Naquele mesmo pinheiro foi tirada uma das fotos mais fofas da infância minha e do meu irmão. Eu devia ter entre quatro e cinco anos, meu irmão, entre doze ou treze. E claro, estávamos juntando pinhões, cada um com um baldinho, nossa mãe fez questão de registrar aquele momento. Entre nós e não menos importante estava a faísca, uma cadelinha pequena que fez parte da minha infância e marcou várias histórias da família (eu a chamava de “Viquiti”, não me perguntem o porquê).
Já que estou falando de pinhões e família, lembrei de um jogo ao estilo Las Vegas, feito não com cartas e roletas, mas com, adivinhem: pinhões. E foi ensinado pelo meu pai, no calor aconchegante da cozinha quente devido ao fogão a lenha, mesmo em uma manhã de geada. Já não lembro direito as regras, mas consistia em descascar um pinhão, assado na chapa, quebrá-lo ao meio e deixar que o outro participante adivinha-se qual parte do pinhão estava na mão do adversário, se a parte apontada ou a parte arredondada. Se acertasse comia o pinhão, era um jogo com prêmio saboroso e com cinquenta por cento de erro e acerto, mais generoso que os de Las Vegas.

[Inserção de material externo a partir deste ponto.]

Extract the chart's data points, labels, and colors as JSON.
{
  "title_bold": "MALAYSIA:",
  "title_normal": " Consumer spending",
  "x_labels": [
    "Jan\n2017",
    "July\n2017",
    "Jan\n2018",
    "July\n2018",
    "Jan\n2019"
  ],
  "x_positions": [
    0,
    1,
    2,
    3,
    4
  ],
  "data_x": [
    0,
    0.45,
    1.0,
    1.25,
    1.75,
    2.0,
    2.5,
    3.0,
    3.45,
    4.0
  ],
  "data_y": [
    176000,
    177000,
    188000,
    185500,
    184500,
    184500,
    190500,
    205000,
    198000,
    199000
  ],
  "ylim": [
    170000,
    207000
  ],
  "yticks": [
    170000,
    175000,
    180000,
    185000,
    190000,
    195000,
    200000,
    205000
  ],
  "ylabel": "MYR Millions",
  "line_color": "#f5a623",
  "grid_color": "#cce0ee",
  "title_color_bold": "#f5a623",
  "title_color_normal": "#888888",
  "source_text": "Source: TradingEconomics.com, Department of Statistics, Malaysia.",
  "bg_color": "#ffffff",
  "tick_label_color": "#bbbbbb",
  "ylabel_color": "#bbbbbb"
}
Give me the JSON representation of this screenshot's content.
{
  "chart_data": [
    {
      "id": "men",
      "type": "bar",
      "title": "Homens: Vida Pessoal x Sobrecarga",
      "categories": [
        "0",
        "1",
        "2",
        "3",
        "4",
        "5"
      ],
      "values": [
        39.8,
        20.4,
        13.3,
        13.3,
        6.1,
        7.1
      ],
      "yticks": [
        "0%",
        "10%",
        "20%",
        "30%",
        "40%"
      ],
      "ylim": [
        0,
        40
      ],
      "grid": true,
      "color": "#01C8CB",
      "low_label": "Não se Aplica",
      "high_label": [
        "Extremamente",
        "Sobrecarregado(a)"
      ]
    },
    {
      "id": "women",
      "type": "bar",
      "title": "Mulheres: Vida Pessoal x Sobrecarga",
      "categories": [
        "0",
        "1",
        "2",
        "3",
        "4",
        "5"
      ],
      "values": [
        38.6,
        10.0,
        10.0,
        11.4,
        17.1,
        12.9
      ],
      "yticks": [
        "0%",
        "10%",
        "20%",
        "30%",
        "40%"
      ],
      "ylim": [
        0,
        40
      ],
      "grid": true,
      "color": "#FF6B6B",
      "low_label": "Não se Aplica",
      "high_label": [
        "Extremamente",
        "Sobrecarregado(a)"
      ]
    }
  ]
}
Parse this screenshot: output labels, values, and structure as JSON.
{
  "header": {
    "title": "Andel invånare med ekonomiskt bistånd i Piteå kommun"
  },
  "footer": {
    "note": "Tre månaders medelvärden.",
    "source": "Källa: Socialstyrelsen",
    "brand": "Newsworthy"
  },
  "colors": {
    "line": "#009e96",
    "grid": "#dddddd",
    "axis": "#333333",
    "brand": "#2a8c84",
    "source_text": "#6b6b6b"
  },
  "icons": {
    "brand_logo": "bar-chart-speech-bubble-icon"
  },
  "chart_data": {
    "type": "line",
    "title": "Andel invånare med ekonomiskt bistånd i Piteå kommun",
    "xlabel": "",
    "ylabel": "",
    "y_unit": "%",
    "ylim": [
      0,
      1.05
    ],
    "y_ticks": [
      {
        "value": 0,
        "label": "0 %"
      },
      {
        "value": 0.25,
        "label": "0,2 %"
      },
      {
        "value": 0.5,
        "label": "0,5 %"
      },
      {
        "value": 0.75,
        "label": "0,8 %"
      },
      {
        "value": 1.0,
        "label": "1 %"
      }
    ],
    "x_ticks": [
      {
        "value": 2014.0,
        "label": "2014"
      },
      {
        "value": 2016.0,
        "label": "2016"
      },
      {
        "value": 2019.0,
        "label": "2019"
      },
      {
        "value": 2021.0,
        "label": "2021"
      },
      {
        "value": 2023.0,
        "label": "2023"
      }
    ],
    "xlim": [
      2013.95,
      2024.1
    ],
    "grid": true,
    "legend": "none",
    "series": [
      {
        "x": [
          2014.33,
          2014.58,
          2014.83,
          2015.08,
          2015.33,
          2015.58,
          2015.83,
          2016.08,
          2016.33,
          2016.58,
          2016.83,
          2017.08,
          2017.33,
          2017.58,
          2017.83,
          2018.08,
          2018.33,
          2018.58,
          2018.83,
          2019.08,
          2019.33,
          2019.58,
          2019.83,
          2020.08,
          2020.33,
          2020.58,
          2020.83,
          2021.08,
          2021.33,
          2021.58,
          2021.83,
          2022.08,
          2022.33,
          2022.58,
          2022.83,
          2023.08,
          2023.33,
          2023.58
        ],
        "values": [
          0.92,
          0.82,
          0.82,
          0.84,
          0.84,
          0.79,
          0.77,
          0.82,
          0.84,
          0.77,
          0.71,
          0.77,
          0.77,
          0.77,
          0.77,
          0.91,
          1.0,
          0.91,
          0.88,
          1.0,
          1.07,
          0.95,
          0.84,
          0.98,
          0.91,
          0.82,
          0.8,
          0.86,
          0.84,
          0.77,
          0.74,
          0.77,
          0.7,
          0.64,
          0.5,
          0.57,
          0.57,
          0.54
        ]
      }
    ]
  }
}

Essas são algumas lembranças que surgem nos meus invernos, por isso não posso dizer que odeio o inverno e amo o verão, até já escrevi uma crônica sobre isso. O inverno tem suas peculiaridades, o sol é mais precioso, a cama é mais gostosa, os pinhões aparecem embaixo dos pinheiros, o chimarrão ganha seu mérito e o lugar ao lado do fogão a lenha é o mais disputado. São as sensações do inverno, a época do Pinhão.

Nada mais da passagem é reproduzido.